Amanece pesadamente, como si le diera vergüenza. Junto a la fuente de la Salud las hojas más altas de los árboles reciben los primeros rayos y se agitan para dar envidia a sus hermanas menos afortunadas. Los castaños lloran el otoño con pesadas lágrimas secas y contemplan como aguas abajo el Carrión salva la isla Dos Aguas y se reencuentra consigo mismo camino de Dueñas y del suicidio. Junto al puente del obispo, parece que sólo hubiéramos tenido un obispo, los tres gigantescos paseantes se quejan del frío de la noche. La niña tose con voz metálica, la madre dice que hay andancio y al padre le duelen los huesos, tanta humedad, ya se sabe. Mientras tanto en el otero, El Cristo, cegado, se pone la mano a modo de visera para seguir protegiendo la ciudad.

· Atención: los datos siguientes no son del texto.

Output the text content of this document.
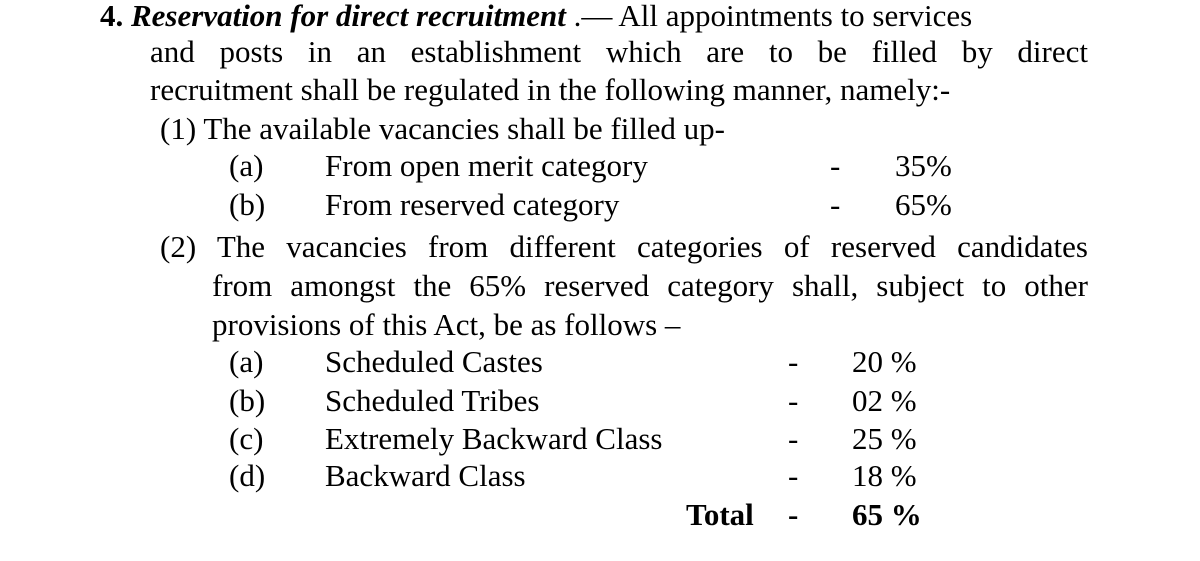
4. Reservation for direct recruitment .— All appointments to services
and posts in an establishment which are to be filled by direct
recruitment shall be regulated in the following manner, namely:-
(1) The available vacancies shall be filled up-
(a) From open merit category	- 35%
(b) From reserved category	- 65%
(2) The vacancies from different categories of reserved candidates
from amongst the 65% reserved category shall, subject to other
provisions of this Act, be as follows –
(a) Scheduled Castes	- 20 %
(b) Scheduled Tribes	- 02 %
(c) Extremely Backward Class	- 25 %
(d) Backward Class	- 18 %
Total - 65 %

El primer coche rasga el asfalto del nuevo día y Palencia se lame la herida con gemidos de campanas lejanas que llaman a misa. Quizá fuera la señal que todos esperaban y las calles se llenan de apresurados viandantes camino del banco, de la oficina o del autobús. Alguien saluda en voz alta y ofrece un café con leche. Bares y tabernas reciben alborozados a quienes traspasan sus puertas y los cristales se empañan enseguida. Desde el exterior se ven formas espectrales, agitadas por la inquietud que dan siempre las prisas por llegar al trabajo. El humo espesa el local y parece fraguar entre los clientes de la barra.
Pasa la mañana, las sombras giran y encogen, los pasos se calman. Las chaquetas ya circulan abiertas. Hay quien, envalentonado, se la pone por encima de los hombros, ofreciendo gallardamente su pecho a las ráfagas del otoño mesetario. El sol templa el ritmo pausado de la pequeña capital, dos minutos al Ayuntamiento, tres a la oficina, otros dos a la plaza de abastos. La actividad cesa al mediodía y Berruguete, hierático, contempla desde su pedestal la plaza mayor. Sus soportales, que han visto pasar muchas generaciones de ciudadanos, se ríen de la vanidad humana encadenada a caprichosas corbatas o a extravagantes zapatos femeninos que parecen más puntiagudas armas arrojadizas que cómodo calzado.
Llega el viento y barre las avenidas; las hojas se revuelven en los rincones y los peatones aprietan el paso temiendo doblar la siguiente esquina. A medida que la tarde cae la ciudad se encoge y entristece y cierra los ojos para no ver venir las sombras. Pudorosa, la castañera que vigila la sede del diario local se estira las enaguas y pregona su mercancía con voz engolada esperando que octubre sea su agosto. Al mortecino momento anterior al encendido de las farolas le sigue una súbita explosión de actividad. Cierran empresas y negocios y las calles se llenan de un apresurado bullicio que anuncia el final del día. Con la noche los semáforos aceleran su ritmo para acabar cuanto antes e irse a casa. Palencia, somnolienta, se acurruca y la calle Mayor por fin concilia el sueño.